What was most striking about the latest Fed meeting, Max?
It was a really clear message of resolute hawkishness, both from the committee via the summary projection dots, which saw expectations for interest rates next year raised by about 50 basis points. And from Powell and the press conference, where he very much reiterated this point that we are going to be in there for the long haul. It is to be higher for longer, which we’ve been predicting for some months, and they're not going to pivot quickly, which is what the market has been expecting all year. That very much aligns with how we've been thinking about the Fed over the last year or so. The Fed is not going to come to the rescue for markets and ultimately it is fighting against growth.
Do you think they are coming round to expecting a soft landing for the economy?
That was another big change. Previously they were implying a recessionary expectation or outcome and a hard landing. And now that's really been removed from their expectations. We heard from the last meeting that the staff had taken out the recession forecast that has stood since the collapse of Silicon Valley Bank earlier this year. We’re now seeing the committee members follow the staff.
Powell in the press conference said their objective is a soft landing. That's what he is trying to do. And so it's no surprise that the committee members are also toeing that line. They want policy to be able to weave this very narrow path to a soft landing.
Can recession really be avoided?
In August we raised our soft landing probabilities from around 5 or 10 per cent, to 20 or 25 per cent, and in turn also lowered our recession probabilities from 80 to 60 per cent. So we do agree with them to a degree. But ultimately, we do think treading that very narrow path is is going to be very hard: the odds of recession versus a softer landing as you can see from those percentages are still around 3 to 1.
There is still a massive labor market imbalance and that is going to force them to stay with this higher for longer stance on rates and to be anti-growth.
Why is growth holding up so well?
You've seen the policy rate move up massively, but, in reality, loads of people had locked in lower interest rates in the immediate aftermath of the pandemic. And so what we're seeing is an economy that isn't being affected too much by these high interest rates. What we expect to happen in 2024 is those effective rates are going to start being pulled up. That pulling effect is going to be how monetary policy bites. That will hit consumers via their mortgages. It will hit businesses who will suddenly pay double or triple the amount they’d locked in previously.
If we're right about recession, that's how the cycle will kick in. But the key mechanism is higher effective interest rates, which need time to come in.
Is there now a greater distinction between the US and the other big global economies?
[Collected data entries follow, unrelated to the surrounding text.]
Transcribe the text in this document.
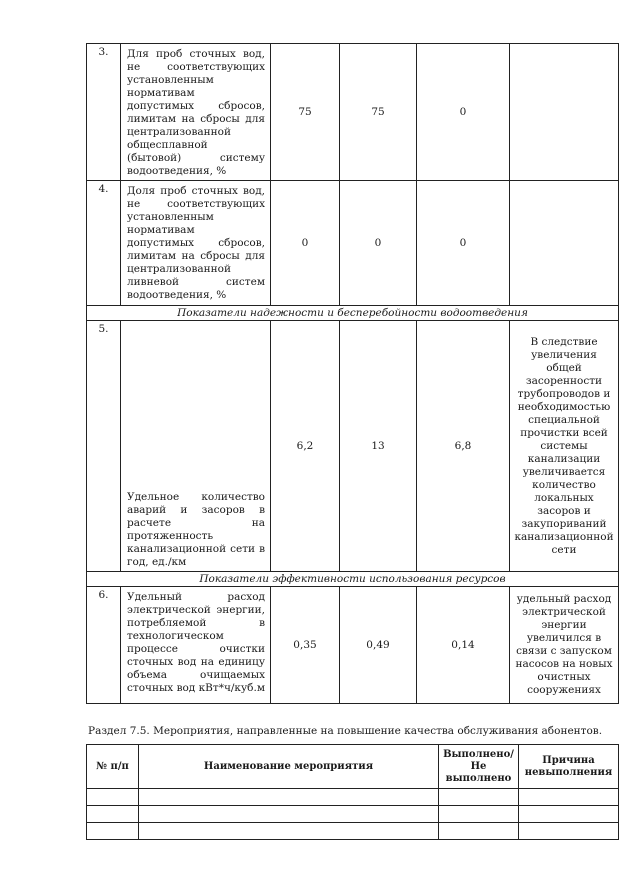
3.	Для проб сточных вод, не соответствующих установленным нормативам допустимых сбросов, лимитам на сбросы для централизованной общесплавной (бытовой) систему водоотведения, %	75	75	0	
4.	Доля проб сточных вод, не соответствующих установленным нормативам допустимых сбросов, лимитам на сбросы для централизованной ливневой систем водоотведения, %	0	0	0	
Показатели надежности и бесперебойности водоотведения					
5.	Удельное количество аварий и засоров в расчете на протяженность канализационной сети в год, ед./км	6,2	13	6,8	В следствие увеличения общей засоренности трубопроводов и необходимостью специальной прочистки всей системы канализации увеличивается количество локальных засоров и закупориваний канализационной сети
Показатели эффективности использования ресурсов					
6.	Удельный расход электрической энергии, потребляемой в технологическом процессе очистки сточных вод на единицу объема очищаемых сточных вод кВт*ч/куб.м	0,35	0,49	0,14	удельный расход электрической энергии увеличился в связи с запуском насосов на новых очистных сооружениях
Раздел 7.5. Мероприятия, направленные на повышение качества обслуживания абонентов.
№ п/п	Наименование мероприятия	Выполнено/ Не выполнено	Причина невыполнения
Once we see the numbers for Q4, we’ll have a better idea of where we are heading over the next year. We're seeing a Euro area that is basically on the verge of recession now and the European Central Bank may be done on hiking rates. We've got a UK economy that is now teetering, with recession likely over the next six months or so. Again, that will force the Bank of England to also pull back. And then for China, we've got this really interesting balancing act that policy makers there are trying to do. Our Asia economists expect them to succeed and reach their 5 per cent growth target.